Не заглядывая в будущее, я жил настоящим, дорожа своим счастьем, но не заботясь о его сохранении. Сохранить его — от меня не зависело. Пока обстоятельства складывались так, счастье могло продолжаться. А если завтра меня пошлют в Сибирь или куда-нибудь на Урал?

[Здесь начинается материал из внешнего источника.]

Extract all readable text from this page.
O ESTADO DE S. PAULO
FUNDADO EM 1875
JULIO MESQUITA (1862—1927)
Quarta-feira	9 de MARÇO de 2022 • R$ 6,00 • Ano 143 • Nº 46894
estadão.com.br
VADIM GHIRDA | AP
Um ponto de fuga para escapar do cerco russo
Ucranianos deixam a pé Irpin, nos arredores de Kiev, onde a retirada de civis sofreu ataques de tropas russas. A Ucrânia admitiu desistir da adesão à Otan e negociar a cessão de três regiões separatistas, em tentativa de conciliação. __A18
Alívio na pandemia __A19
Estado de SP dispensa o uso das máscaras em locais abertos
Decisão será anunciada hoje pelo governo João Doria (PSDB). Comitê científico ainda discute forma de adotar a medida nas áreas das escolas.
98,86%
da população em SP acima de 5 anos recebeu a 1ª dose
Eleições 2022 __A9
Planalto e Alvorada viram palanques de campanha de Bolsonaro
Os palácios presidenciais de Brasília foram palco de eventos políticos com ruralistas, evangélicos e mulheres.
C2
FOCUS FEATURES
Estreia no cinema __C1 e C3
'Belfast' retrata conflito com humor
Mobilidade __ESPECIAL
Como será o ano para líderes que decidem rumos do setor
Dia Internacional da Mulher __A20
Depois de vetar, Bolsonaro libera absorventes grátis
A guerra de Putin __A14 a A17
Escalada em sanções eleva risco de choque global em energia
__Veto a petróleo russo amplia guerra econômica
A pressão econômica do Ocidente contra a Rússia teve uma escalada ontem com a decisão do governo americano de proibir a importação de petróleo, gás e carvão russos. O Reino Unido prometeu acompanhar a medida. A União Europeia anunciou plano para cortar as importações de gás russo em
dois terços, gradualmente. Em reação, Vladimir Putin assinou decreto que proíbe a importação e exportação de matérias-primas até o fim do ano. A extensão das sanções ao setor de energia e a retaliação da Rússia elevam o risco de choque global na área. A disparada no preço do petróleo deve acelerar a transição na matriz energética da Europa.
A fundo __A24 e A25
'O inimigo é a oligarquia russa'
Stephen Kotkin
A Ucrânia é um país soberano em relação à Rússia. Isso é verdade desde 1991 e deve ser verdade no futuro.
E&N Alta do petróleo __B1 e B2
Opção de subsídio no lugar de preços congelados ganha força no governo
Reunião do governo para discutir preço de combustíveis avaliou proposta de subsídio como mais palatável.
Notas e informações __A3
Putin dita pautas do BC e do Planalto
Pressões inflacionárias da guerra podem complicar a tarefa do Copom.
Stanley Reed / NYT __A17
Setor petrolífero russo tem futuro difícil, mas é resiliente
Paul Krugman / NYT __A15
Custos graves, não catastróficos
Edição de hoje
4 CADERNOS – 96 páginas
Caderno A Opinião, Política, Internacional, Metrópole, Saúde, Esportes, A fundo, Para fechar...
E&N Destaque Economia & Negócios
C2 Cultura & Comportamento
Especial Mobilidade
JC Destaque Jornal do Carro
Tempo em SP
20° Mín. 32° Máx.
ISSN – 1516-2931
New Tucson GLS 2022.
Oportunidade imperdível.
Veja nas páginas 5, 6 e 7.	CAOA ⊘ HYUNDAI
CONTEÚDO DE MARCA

Я понимал, что счастье наше слишком хрупко — тем, больше оснований было им дорожить.
Несколько раз я встречал Петренко — он отворачивался и не хотел кланяться. С Тамарой о Петренко мы не разговаривали.
Прошло недели три. Однажды она вызвала меня, из канцелярии и торопливо повела к себе.
— Мне надо тебе кое-что сказать. Я не хотела входить, чтобы не увидели. — Голос у нее был встревоженный, лицо взволновано. Не зная её такой, я тоже встревожился.
— Я тебе не говорила, ко мне всё Петренко пристает, грозит, — начала она в. буфете. — Хочет, чтобы мы не виделись. Я его гнала, не хотела слушать. А сегодня знаешь, что он преподнес?
Она передохнула. Щеки у нее были красные, глаза горели. И я начал волноваться.